Interface Guide¶
pyCyto exposes the same pipeline through three interfaces. Choose the one that matches your workflow:
Interface |
Best for |
Entry point |
|---|---|---|
Jupyter notebooks |
Exploration, parameter tuning, interactive QC |
|
YAML + CLI |
Automated reproducible runs, CI, scripting |
|
SLURM distributed |
Production scale, HPC cluster, large datasets |
|
All three interfaces share the same underlying cyto modules and the same dictionary-based data contract.
Interface 1: Jupyter Notebooks¶
Notebooks are the primary way to explore data, tune parameters, and inspect intermediate results interactively.
Location¶
notebooks/
├── 01_preprocessing/ # normalization, registration
├── 02_segmentation/ # Cellpose, StarDist examples
├── 03_tracking/ # TrackMate, trackpy
├── 04_postprocessing/ # contact tracing, kinematics
├── 05_analysis/ # statistics, survival curves
└── 06_spatiomics/ # cell network triangulation
Starting notebooks¶
# Local (CPU)
pixi run jupyter
# On HPC compute node
srun -p gpu_short --gres=gpu:1 --cpus-per-task=4 --mem=16G --time=04:00:00 --pty bash
pixi run -e gpu jupyter
See Cluster Jupyter Setup for the full SSH tunnel workflow.
Configuration¶
All notebooks load configuration via:
from cyto.utils import load_notebook_config
cfg = load_notebook_config() # loads config.def.toml + config.user.toml
Override paths locally in notebooks/config.user.toml (gitignored) — never hardcode paths in notebooks.
Handoff to CLI¶
Once parameters are validated interactively, export them to a pipeline YAML and run non-interactively:
pixi run cyto --pipeline pipelines/my_validated_pipeline.yaml -v
Interface 2: YAML + CLI¶
The CLI interface runs a complete pipeline end-to-end from a declarative YAML configuration file.
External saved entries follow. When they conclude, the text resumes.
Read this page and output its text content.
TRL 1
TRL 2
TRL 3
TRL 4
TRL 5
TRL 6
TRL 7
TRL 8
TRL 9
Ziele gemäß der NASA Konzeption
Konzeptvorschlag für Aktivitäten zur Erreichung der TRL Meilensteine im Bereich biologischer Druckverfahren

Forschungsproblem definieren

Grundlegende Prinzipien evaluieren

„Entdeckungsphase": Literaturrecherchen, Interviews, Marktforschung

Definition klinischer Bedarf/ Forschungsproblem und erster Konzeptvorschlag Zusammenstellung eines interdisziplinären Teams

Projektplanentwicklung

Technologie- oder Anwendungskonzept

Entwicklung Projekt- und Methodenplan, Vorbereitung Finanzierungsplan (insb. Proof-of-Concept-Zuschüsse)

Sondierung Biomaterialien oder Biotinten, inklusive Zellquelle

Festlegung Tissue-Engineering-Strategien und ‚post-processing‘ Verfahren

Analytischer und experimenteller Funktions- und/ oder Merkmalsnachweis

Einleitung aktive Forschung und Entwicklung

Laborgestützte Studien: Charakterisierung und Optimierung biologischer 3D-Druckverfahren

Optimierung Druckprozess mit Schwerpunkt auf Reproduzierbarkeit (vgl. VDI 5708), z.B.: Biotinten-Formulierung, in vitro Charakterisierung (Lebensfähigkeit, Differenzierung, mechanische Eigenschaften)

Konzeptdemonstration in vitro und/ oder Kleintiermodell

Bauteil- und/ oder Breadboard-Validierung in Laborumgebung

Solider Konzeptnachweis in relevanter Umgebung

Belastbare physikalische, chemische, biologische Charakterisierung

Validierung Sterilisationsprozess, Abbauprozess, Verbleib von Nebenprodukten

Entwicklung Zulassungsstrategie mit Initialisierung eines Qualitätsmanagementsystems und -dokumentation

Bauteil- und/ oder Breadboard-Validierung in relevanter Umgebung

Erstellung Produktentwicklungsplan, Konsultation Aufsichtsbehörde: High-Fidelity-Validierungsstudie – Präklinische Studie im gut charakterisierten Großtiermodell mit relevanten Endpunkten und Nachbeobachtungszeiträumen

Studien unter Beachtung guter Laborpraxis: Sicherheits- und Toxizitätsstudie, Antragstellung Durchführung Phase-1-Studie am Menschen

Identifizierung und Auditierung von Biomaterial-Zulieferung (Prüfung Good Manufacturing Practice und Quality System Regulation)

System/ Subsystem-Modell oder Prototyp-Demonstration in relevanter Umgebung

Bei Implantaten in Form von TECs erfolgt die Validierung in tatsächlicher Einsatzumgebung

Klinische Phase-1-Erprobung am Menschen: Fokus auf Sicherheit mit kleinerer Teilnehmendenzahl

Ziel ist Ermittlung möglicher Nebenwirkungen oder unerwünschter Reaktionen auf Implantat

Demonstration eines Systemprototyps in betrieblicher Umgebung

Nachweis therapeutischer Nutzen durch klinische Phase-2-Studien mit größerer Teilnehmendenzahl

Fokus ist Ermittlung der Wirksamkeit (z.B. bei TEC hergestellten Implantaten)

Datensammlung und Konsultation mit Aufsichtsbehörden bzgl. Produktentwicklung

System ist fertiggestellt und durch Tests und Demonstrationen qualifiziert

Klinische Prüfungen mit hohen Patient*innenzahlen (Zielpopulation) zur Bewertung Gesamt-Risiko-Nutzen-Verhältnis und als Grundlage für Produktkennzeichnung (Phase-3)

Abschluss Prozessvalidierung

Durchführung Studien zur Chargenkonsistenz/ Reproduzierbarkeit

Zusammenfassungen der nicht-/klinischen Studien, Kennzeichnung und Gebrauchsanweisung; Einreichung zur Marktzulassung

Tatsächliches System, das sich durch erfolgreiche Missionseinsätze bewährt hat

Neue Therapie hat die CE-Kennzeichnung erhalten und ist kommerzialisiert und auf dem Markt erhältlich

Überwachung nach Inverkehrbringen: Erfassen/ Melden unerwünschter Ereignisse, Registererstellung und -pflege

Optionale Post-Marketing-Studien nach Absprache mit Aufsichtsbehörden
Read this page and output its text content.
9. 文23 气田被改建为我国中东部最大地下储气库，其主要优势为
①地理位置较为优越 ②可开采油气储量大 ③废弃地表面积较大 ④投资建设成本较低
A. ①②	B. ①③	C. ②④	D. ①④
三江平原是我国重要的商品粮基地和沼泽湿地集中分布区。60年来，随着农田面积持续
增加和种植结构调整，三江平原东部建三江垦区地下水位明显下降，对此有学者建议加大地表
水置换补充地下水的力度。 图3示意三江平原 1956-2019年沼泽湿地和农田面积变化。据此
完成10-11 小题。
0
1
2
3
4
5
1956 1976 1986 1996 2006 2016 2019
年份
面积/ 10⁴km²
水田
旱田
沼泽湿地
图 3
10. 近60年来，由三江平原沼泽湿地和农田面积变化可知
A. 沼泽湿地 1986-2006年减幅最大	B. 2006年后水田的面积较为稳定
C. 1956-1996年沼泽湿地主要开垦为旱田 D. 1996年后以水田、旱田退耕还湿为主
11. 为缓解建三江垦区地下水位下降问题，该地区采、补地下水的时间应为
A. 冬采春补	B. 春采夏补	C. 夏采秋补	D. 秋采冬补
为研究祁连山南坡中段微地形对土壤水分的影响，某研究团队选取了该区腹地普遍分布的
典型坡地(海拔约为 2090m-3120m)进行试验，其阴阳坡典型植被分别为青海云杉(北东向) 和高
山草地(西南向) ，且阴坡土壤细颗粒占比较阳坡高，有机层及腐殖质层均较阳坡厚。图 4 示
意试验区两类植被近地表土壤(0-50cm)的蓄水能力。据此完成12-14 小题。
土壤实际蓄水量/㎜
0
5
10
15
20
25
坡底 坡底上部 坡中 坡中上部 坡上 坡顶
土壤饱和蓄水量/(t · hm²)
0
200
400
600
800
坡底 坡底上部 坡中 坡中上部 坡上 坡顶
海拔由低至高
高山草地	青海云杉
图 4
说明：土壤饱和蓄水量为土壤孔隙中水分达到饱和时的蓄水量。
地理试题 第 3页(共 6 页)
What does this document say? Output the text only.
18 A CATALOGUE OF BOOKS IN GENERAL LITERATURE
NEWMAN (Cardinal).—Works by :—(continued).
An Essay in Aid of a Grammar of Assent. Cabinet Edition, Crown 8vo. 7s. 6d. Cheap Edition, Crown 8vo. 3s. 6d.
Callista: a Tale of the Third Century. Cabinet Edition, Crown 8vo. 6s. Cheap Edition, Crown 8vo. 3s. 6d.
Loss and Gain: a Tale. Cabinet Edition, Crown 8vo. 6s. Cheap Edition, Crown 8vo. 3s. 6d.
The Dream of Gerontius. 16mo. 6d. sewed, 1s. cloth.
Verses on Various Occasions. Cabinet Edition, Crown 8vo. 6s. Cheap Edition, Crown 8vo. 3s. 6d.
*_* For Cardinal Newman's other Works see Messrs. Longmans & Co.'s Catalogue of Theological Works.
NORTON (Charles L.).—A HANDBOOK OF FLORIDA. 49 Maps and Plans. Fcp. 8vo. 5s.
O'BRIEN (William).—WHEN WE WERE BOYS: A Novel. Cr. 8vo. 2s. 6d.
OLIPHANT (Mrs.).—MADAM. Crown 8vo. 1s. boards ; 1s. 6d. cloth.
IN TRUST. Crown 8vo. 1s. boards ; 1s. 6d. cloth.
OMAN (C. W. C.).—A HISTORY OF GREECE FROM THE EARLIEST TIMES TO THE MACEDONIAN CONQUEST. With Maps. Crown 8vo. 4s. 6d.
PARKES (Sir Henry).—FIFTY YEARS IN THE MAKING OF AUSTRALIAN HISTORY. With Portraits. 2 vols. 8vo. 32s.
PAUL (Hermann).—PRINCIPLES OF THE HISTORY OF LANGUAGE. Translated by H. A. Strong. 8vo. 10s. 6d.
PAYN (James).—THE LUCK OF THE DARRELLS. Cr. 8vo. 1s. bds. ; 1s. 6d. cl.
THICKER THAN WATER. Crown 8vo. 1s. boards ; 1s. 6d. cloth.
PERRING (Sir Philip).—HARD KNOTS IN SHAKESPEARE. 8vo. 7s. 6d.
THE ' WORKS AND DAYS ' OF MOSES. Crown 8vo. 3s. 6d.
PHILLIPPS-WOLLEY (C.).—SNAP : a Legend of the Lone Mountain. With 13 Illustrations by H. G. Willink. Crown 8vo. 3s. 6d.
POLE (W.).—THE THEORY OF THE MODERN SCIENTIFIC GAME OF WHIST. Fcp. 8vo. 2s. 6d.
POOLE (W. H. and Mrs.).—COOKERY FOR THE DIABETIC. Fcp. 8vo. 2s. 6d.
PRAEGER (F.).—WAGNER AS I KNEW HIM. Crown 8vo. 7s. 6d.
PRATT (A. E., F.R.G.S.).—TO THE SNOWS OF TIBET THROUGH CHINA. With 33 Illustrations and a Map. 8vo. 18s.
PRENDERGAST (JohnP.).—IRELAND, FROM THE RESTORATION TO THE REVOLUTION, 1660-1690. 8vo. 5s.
Suitable for reproducible automated runs, CI validation, and batch reprocessing.
Running¶
# From repo root
pixi run cyto --pipeline pipelines/pipeline.yaml -v
# Or directly
pixi run python main.py --pipeline pipelines/pipeline.yaml -v
Pipeline YAML structure¶
description: My cytotoxicity analysis
channels:
TCell: /data/tcell_ch0.tif
Cancer: /data/cancer_ch1.tif
image_range:
t: [0, 100, 1] # frames 0–99
spacing: [0.83, 0.83] # microns/pixel
pipeline:
preprocessing:
- name: PercentileNormalization
channels: all
args: {lp: 5, up: 95}
segmentation:
- name: CellPose
channels: [TCell, Cancer]
args: {model_type: cyto2, diameter: 25}
tracking:
- name: TrackMate
channels: [TCell]
Dask dashboard¶
During execution, monitor task progress at http://localhost:8787/status.
Handoff to SLURM¶
For large datasets (hundreds of frames, multiple patches), hand off to distributed execution:
pixi run python distributed/submit_batch_jobs.py \
--pipeline pipelines/pipeline.yaml \
--resources pipelines/pipeline-resources.yaml -v
Interface 3: SLURM Distributed Execution¶
The distributed interface parallelizes the pipeline across SLURM jobs — splitting frames into batches and spatial FOV into patches.
Architecture¶
submit_batch_jobs.py
├── Preprocessing jobs (array: one job per batch of frames)
├── Segmentation jobs (array: one job per batch × patch)
├── Merge job (collects patch outputs)
├── Tracking job (array: one job per patch)
└── Postprocessing job (array: one job per patch)
Resources YAML¶
Each stage specifies its own SLURM resources:
pipeline:
preprocessing:
normalization:
partition: short
mem: 16G
time: 01:00:00
batch_size: 50
segmentation:
cellpose:
partition: gpu_short
gres: gpu:a100-pcie-40gb:1
mem: 32G
time: 02:00:00
batch_size: 10
dependency: [normalization]
Submitting¶
pixi run python distributed/submit_batch_jobs.py \
--pipeline my_pipeline.yaml \
--resources my_pipeline-resources.yaml \
-v
Monitoring¶
squeue --me
tail -f output/log/<stage>/<tag>/patch_XX/<jobid>.out
Handoff back to notebooks¶
After distributed runs complete, load the merged results in a notebook for QC and analysis:
import pandas as pd
tracks = pd.read_csv("output/tracking/merged_tracks.csv")
Choosing an Interface¶
New dataset / parameter exploration → Notebook
Reproducible single-node run → YAML + CLI
Large dataset (>100 frames / FOV) → SLURM distributed
Benchmark / throughput profiling → scripts/benchmark/run_benchmark.py
The three interfaces are composable: develop in notebooks, automate with CLI, scale with SLURM — all using the same pipeline YAML and cyto module classes.